Jeff SoesterI have one particularly vivid recollection of “Jeff” walking up the playground from the Sixth Form Block, while my classmate Abie Cohen – seated in the middle of our Form 2AB photograph in a beige jumper – performed a Mizrachi (North African Jewish)-style dance around him. Abie was whirling the palms and backs of his hands extremely close to Jeff’s eyes and nose, no doubt intending the excitable teacher to spill his precariously piled books. This somewhat odd spectacle has stayed with me to this day, because it somehow inexplicably captured the unique brand of Hasmo chutzpah.

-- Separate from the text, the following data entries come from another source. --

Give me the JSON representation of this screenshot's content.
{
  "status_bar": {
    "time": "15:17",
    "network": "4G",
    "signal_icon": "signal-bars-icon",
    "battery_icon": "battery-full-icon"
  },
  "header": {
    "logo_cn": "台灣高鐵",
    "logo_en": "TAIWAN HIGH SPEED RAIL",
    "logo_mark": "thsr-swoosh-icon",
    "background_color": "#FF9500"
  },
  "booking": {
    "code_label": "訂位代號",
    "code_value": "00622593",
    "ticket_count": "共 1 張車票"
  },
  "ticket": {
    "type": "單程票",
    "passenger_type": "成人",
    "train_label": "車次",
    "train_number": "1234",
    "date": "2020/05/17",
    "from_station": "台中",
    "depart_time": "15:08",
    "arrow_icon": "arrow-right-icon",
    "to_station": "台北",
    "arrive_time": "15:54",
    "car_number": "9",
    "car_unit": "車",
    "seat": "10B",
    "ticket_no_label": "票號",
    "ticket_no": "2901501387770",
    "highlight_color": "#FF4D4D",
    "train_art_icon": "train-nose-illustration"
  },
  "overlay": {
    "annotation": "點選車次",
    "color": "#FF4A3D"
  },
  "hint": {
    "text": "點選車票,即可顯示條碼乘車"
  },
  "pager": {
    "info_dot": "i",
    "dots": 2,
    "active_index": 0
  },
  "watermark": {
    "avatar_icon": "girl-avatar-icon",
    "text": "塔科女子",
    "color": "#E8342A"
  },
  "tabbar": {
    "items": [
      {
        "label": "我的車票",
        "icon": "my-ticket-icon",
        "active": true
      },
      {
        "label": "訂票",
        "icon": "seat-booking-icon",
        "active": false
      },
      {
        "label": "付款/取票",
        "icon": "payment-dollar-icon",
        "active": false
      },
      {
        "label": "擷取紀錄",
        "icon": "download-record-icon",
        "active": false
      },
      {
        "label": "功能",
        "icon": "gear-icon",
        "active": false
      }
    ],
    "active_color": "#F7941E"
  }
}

But Jeff, too, apparently had a mischievous side. A commenter to melchett mike has related how, as a young Israeli boy new to Hasmonean, Jeff told him: “Go to the staff room – you can use the middle staircase – knock on the door, and ask for ‘Freddy’.” The door was opened by History teacher, Mr. Lawrence, who handed over a silver tray with a white plimsoll placed neatly on top, which the rather naïve boy promptly delivered to his ‘executioner’.

It was Ivan Marks, however, who was responsible for the major part of my English education at Hasmonean.

Ivan MarksI recall Mr. Marks fondly, not just because his was my favourite subject (it didn’t face much competition), but because he was one of the few teachers at Hasmonean who actually attempted to treat us like adults. This was especially true for those of us who took English Literature A Level, which presented the first opportunity for us, largely repressed, Jewish boys to explore sexual themes through literature . . . an opportunity we rarely missed.

Mr. Marks, unlike so many of his Hasmo colleagues, also had a sense of humour. Often, even post-frenzy, he would barely be able to conceal a smile, which he would further attempt to draw attention away from by characteristically poking his spectacles back up his ski-jump nose.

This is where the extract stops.